Personally I would not use NAT, I'd use actual routing, but doing that does mean adding a static route on your home's main network router. That is a step that has different details for every router, so in a way using NAT is easier. The ancient PC also gets isolated somewhat from the rest of the network with a NAT set up.

Whilst I use ppp for my broadband, I've not used it like how you are trying to use it. That ppp0 on the Pi having no IP, according to screen shot in the article on Medium, baffles me a bit, but I think I can run with it. Maybe an IP is only assigned once a PPP link is established?

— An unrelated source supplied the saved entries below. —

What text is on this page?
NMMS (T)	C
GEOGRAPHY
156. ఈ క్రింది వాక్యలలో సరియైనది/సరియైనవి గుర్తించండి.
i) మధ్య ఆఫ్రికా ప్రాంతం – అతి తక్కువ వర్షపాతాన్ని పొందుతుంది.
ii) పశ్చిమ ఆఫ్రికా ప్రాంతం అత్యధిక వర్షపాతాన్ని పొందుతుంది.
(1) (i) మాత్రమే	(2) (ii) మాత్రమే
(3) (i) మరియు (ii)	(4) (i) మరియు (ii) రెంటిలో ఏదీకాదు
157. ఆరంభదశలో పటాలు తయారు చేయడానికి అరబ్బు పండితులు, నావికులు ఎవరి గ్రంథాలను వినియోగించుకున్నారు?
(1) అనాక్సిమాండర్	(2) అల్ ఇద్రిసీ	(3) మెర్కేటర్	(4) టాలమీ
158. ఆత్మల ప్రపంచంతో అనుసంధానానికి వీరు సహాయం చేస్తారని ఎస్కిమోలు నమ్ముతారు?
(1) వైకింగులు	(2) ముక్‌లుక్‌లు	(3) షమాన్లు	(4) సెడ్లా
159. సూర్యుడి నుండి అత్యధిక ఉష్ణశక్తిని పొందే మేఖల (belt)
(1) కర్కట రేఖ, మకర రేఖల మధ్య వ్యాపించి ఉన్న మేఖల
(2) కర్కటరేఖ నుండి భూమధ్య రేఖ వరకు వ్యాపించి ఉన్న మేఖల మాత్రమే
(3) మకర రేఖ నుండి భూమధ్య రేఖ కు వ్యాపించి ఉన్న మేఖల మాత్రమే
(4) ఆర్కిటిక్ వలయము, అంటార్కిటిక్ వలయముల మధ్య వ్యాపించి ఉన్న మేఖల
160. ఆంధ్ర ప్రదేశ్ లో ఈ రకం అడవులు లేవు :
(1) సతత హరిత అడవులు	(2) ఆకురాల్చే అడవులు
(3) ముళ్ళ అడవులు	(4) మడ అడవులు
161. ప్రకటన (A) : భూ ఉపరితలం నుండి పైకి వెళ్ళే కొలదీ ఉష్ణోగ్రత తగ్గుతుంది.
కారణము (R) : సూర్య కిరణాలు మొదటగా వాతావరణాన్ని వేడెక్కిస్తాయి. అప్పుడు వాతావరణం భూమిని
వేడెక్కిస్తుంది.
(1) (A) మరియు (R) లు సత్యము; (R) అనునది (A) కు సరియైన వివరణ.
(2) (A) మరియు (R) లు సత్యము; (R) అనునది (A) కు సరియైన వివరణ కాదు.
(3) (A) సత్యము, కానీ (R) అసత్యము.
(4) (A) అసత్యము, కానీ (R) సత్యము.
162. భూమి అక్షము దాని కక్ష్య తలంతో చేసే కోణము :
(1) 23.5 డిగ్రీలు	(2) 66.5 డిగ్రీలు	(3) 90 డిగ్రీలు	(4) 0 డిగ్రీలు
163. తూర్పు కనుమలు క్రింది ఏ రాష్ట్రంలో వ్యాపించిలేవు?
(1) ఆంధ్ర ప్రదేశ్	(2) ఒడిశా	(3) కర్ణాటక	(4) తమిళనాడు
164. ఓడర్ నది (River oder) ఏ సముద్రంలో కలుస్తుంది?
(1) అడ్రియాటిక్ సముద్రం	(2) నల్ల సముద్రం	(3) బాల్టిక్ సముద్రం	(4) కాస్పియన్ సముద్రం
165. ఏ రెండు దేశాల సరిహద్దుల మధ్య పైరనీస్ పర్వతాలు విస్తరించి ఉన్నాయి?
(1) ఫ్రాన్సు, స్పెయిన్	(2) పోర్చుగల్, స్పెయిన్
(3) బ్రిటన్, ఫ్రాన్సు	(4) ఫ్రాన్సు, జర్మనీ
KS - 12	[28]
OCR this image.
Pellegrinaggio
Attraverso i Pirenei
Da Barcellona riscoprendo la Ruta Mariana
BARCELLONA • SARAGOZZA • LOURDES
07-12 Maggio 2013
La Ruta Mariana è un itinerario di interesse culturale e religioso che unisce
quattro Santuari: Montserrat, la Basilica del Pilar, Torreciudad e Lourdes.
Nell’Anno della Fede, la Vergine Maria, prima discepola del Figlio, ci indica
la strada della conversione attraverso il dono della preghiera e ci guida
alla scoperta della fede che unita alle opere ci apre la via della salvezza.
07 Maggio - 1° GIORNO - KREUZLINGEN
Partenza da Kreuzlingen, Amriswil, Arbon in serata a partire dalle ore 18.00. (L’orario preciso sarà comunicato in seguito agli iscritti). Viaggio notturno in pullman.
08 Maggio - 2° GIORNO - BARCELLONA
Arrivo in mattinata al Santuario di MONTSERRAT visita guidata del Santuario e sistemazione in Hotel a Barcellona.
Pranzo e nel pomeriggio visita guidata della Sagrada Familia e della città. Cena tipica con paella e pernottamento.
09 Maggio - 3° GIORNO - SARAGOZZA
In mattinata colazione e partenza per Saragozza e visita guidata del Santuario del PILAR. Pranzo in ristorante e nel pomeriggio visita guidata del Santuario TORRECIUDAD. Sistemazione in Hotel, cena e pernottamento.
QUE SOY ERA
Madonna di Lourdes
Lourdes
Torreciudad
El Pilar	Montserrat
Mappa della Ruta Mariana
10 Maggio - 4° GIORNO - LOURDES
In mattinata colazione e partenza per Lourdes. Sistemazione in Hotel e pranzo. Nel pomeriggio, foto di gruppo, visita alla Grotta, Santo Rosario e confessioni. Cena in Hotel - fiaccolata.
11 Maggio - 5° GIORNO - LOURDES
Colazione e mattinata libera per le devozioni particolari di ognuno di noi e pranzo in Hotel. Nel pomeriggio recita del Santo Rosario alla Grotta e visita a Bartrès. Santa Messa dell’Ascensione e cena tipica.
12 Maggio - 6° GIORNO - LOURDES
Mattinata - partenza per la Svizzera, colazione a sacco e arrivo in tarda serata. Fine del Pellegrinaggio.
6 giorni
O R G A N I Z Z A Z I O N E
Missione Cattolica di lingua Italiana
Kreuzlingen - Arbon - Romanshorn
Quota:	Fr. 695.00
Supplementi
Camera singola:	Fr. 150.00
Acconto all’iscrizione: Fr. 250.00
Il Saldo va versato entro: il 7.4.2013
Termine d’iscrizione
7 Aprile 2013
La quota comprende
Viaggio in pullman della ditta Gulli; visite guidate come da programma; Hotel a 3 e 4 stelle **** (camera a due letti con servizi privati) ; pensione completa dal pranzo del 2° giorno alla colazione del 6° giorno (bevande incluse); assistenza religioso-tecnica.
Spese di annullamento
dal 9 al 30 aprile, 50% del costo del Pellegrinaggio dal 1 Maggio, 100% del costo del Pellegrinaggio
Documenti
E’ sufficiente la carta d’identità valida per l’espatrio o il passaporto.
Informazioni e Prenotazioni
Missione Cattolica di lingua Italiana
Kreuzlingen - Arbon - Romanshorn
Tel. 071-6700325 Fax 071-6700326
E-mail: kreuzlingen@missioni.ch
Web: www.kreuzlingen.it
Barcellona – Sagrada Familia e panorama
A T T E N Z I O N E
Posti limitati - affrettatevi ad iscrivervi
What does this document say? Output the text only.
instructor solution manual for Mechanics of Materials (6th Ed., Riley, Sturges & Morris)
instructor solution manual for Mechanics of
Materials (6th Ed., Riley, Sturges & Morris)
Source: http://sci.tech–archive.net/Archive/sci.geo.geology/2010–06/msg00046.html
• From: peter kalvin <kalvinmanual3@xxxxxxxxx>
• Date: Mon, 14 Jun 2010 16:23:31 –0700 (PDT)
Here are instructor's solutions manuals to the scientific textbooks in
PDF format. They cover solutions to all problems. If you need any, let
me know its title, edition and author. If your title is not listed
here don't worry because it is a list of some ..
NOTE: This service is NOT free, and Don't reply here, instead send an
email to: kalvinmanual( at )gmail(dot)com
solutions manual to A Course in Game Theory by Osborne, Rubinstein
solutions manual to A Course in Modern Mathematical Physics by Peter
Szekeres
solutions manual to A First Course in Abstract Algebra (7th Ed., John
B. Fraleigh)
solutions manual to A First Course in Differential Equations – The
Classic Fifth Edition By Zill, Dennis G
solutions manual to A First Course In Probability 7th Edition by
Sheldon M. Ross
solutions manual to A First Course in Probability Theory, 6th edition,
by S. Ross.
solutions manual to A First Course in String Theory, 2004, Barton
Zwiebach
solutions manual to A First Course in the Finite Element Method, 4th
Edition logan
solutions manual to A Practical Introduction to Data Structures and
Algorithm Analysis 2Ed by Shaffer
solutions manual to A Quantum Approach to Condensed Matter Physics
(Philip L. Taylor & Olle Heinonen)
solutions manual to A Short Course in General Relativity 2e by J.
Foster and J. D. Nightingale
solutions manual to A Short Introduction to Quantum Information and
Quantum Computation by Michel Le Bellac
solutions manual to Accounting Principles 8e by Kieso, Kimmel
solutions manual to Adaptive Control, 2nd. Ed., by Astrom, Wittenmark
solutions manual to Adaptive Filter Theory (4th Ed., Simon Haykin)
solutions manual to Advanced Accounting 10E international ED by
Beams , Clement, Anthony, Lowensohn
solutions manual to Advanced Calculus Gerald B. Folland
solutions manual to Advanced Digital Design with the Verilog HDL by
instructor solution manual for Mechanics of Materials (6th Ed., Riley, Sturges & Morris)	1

Just to rule out the basics:
- The Pi can ping 127.0.0.1
- the Pi can ping its own 192.168.x.y IP on wlan0.
- The Pi can ping the wifi Access Point
- the Pi can ping the internet
- the Pi can be pinged from other computers on your LAN
If any of those fail, fix it, because they are signs there is something fundamentally set up wrong.

There are things too that can get in the way. I do not run NetworkManager on any of my machines, on Slackware, Debian and derivatives, I use their traditional network config: text files somewhere in /etc. Maybe NetworkManager is running on your Pi and hindering you trying to tell the machine what to do? A mate's Ubuntu machine was doing that when I tried to fix his wifi: I disabled networkmanager and configured the network with /etc/network/interfaces to get it working reliably.

But one other thing might be to do with the network ranges. The PPP stuff is using 192.168.0.x , and if your home LAN is already using that range, it might be a problem. You could try changing 192.168.0.161:192.168.0.162 to 192.168.10.161:192.168.10.162 . A corresponding edit (at least) in mtcp.cfg would be needed on the DOS machine, too.

One other thing, can your 386's serial ports do the speeds you are trying for? In the article the guy is using a 286 and serial speeds of 115200. I really doubt that is possible, based on how our 486 when I was a kid could only do 19200. 9600 bps I think is historically a stable speed for serial stuff. Might be worth making sure your serial settings are well within the specs of the hardware.